PHOTO BERNARD BRAULT, ARCHIVES LA PRESSE

Robert Edwards avec les Alouettes de Montréal en 2006

Il y a eu la fois où Diamond Ferri avait pété les plombs devant moi sans aucune raison valable dans la boîte à lunch qu’est le vestiaire des Alouettes au stade Percival-Molson, mais je vais plutôt vous parler de Robert Edwards. Un ancien choix de première ronde des Patriots de la Nouvelle-Angleterre, qui avait joué quelques saisons à Montréal après avoir subi une terrible blessure à un pied qui avait presque mis fin à sa carrière, Edwards était le porteur de ballon régulier des Als. C’était en 2007 et je commençais à écrire régulièrement sur l’équipe. Edwards en arrachait et j’avais carrément écrit qu’il était au bout du rouleau, qu’il n’arrivait même plus à traverser sa ligne offensive et que les Alouettes devaient le remplacer. Le lendemain, Edwards ne m’a pas parlé de l’article, mais m’a fusillé du regard durant tout l’entraînement. Je vous confirme qu’on peut effectivement affronter quelqu’un avec ses yeux... Je n’avais pas tort puisque les Alouettes l’ont libéré peu de temps après, mais j’ai appris ce jour-là qu’il y avait une façon d’émettre des opinions, sans manquer de sensibilité ou de délicatesse. Je pèse mieux mes mots depuis. Edwards était un gentilhomme et méritait plus de respect.

Jean-François Tremblay

PHOTO ROBERT SKINNER, ARCHIVES LA PRESSE

Nick De Santis

J’ai eu quelques fois (souvent en fait) des moments de tension.
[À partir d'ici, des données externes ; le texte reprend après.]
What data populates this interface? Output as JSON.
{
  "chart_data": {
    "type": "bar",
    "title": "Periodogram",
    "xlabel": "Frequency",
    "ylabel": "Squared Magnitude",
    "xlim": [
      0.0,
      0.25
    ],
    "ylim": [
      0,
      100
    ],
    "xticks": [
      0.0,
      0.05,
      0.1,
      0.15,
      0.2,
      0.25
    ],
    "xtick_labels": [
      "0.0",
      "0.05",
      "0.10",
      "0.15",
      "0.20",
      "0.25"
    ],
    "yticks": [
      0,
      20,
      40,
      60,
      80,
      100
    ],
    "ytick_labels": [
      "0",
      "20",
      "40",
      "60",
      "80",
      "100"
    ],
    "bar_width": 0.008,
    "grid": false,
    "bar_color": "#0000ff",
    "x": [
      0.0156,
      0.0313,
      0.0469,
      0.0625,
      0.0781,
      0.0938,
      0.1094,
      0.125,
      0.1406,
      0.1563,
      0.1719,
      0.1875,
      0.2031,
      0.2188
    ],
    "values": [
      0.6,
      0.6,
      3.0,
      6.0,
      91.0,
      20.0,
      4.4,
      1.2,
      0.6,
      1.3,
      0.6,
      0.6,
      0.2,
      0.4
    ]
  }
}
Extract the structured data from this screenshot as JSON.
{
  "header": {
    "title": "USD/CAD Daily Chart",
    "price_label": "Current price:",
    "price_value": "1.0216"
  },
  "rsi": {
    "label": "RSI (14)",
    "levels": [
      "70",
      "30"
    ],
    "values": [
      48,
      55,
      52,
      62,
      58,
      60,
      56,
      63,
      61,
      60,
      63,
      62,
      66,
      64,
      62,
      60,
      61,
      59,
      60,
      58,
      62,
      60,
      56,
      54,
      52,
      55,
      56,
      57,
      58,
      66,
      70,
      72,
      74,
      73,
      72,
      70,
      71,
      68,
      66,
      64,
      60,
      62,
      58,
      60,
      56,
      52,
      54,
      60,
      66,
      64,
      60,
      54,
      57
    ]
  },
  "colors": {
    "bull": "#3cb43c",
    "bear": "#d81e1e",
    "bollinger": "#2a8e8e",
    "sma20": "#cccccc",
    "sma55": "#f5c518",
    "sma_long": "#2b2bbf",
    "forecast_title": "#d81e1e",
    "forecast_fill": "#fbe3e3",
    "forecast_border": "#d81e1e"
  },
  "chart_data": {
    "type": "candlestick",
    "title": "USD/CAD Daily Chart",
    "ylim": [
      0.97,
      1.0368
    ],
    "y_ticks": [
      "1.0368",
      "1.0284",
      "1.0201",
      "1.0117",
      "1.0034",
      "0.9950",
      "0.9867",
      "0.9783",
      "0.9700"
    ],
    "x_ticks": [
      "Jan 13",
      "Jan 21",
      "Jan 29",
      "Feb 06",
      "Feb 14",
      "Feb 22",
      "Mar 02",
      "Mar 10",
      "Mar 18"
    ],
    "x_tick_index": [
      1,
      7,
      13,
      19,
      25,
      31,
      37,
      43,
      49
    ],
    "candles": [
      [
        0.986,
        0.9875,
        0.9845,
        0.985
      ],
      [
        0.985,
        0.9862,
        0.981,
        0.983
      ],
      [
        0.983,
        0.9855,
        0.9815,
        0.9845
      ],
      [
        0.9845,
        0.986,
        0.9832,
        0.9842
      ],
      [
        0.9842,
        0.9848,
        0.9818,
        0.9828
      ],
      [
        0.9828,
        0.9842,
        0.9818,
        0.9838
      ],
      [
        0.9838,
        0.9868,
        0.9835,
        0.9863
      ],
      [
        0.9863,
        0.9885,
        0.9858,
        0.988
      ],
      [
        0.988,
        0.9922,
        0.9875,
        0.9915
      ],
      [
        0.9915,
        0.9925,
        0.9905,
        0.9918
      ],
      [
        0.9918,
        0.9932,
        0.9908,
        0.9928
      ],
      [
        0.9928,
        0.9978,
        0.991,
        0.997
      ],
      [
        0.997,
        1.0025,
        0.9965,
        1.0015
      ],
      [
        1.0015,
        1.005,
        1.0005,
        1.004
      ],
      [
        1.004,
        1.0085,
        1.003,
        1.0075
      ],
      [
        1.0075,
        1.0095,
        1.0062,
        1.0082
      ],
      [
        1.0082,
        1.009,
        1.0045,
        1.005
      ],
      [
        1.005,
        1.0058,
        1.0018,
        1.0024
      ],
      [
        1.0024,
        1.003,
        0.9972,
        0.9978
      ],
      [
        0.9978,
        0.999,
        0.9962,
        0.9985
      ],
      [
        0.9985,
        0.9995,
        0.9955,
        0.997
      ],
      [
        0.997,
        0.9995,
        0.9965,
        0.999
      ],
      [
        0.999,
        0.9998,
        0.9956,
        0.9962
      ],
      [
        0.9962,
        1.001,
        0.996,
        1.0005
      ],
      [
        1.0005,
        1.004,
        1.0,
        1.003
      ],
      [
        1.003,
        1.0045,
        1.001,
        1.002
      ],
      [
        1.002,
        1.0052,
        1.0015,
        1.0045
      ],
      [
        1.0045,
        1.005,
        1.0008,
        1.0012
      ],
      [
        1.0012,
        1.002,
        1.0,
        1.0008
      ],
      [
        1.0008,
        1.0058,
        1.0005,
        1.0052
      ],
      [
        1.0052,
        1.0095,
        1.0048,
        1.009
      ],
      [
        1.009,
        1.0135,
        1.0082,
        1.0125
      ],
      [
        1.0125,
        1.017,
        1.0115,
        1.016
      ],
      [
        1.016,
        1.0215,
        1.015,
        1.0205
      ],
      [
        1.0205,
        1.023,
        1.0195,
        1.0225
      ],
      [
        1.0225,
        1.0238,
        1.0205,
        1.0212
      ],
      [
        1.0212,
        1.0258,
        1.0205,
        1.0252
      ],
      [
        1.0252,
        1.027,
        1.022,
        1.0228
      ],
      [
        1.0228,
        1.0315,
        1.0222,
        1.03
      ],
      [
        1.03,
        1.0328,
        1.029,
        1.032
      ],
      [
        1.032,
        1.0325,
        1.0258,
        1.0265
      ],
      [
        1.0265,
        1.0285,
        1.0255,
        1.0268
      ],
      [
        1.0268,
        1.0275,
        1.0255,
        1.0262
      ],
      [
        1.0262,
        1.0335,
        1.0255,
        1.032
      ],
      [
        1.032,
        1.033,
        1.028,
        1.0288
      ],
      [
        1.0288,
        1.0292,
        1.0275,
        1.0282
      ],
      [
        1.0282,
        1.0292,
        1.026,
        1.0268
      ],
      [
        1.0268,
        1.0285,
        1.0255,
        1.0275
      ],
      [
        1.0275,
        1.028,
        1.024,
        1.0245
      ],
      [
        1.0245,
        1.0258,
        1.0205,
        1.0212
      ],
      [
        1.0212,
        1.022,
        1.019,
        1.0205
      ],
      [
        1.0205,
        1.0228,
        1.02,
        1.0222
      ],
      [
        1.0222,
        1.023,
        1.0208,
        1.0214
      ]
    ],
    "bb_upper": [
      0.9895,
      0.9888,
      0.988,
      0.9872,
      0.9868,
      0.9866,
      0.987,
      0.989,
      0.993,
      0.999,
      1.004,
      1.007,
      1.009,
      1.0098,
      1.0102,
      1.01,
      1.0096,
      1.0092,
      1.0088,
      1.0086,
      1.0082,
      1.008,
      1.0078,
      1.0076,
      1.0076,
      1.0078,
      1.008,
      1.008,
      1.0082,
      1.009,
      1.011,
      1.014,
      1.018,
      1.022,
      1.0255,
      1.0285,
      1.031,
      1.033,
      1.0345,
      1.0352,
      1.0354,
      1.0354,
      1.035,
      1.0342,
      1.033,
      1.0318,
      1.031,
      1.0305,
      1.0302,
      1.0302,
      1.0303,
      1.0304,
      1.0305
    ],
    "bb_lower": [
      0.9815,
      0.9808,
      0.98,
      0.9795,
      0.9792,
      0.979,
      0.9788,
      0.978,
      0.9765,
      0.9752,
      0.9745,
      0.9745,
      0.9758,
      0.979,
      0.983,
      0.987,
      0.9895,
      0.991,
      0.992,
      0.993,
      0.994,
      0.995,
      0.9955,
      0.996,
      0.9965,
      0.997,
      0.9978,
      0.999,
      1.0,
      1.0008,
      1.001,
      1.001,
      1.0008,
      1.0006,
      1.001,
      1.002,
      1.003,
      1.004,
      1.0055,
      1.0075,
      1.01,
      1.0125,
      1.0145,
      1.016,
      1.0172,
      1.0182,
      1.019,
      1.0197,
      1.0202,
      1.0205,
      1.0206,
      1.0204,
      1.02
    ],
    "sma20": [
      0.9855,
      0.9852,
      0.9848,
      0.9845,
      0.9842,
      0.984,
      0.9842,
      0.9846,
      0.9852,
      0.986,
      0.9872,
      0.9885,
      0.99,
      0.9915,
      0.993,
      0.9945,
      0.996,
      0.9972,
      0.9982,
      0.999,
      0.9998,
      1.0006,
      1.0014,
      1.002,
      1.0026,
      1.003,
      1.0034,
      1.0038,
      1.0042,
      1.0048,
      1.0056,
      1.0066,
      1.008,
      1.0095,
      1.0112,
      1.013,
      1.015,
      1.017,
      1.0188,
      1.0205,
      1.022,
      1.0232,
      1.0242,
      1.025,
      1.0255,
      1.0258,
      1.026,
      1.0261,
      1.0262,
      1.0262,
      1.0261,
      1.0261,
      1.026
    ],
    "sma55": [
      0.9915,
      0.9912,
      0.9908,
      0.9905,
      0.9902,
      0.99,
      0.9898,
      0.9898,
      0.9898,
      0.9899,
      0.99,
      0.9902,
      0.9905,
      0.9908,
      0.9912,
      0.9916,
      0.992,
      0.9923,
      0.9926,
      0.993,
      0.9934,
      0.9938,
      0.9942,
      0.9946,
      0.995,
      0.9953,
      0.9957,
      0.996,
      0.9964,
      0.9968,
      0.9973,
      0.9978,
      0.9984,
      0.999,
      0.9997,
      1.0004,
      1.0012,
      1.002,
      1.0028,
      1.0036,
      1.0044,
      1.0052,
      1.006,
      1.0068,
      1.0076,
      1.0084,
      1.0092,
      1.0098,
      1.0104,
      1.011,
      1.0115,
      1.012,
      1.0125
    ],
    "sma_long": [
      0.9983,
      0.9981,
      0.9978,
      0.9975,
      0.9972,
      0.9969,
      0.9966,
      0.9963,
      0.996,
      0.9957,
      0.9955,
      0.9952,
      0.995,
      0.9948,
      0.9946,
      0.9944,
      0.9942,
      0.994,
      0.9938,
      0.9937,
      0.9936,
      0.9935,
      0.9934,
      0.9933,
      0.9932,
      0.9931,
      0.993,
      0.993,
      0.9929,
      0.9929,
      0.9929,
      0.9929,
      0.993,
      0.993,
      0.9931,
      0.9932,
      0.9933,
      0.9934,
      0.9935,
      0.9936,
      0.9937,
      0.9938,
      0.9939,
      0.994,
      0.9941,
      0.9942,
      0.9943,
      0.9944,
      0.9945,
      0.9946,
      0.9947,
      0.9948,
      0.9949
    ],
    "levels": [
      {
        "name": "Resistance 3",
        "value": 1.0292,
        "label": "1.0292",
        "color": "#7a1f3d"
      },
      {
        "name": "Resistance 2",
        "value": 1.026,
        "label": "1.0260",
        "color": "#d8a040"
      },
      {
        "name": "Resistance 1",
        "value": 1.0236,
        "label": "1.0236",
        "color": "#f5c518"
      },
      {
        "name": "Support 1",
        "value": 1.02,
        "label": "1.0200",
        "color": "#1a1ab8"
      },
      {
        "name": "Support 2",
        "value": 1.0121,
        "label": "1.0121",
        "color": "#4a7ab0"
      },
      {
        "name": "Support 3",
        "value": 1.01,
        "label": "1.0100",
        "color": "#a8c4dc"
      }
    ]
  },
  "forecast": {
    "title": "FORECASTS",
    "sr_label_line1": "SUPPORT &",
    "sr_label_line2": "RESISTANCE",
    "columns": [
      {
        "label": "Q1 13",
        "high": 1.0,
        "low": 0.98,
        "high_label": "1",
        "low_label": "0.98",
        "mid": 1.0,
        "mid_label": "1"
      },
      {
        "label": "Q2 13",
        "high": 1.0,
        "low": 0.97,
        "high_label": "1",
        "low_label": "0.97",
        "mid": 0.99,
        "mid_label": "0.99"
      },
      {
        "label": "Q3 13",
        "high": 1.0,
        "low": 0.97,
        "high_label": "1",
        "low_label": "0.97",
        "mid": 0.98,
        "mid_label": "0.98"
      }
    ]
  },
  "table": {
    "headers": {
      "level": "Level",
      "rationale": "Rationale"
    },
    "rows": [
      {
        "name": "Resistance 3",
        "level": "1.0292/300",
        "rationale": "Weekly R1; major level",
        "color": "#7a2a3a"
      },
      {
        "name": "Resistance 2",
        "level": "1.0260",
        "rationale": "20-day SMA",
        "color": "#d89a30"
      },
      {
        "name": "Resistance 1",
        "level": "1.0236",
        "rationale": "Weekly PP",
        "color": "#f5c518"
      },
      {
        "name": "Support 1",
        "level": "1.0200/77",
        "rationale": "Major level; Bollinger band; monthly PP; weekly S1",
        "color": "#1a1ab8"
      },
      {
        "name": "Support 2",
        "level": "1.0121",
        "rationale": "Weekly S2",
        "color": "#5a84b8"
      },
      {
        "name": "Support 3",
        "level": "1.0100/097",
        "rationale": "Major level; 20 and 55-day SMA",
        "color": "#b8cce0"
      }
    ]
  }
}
Comme quand Claude Julien ne m’a répondu que « oui » ou « non » pendant des mois puisqu’il n’avait pas aimé une question un peu trop directe (et peut-être mal posée, je dois l’admettre). Cela dit, une seule fois ai-je été confronté directement, et c’était par Nick De Santis. Il n’avait pas aimé un article où l’ancien joueur de l’Impact Massimo Di Ioia me racontait qu’il croyait mériter plus de temps de jeu. Il m’avait appelé un soir pour me dire sa façon de penser, en termes assez crus. La discussion s’est toutefois terminée dans le calme relatif et nos vies se sont poursuivies sans trop de heurts. J’ai souvent fait d’autres entrevues avec De Santis ensuite et il a toujours été lui-même : un véritable passionné, qui a tout donné au CF Montréal, dans tous les rôles imaginables. D’ailleurs, il reste à mon avis le grand oublié du Mur de la renommée du CF Montréal, une erreur qu’il faudrait corriger au plus tôt.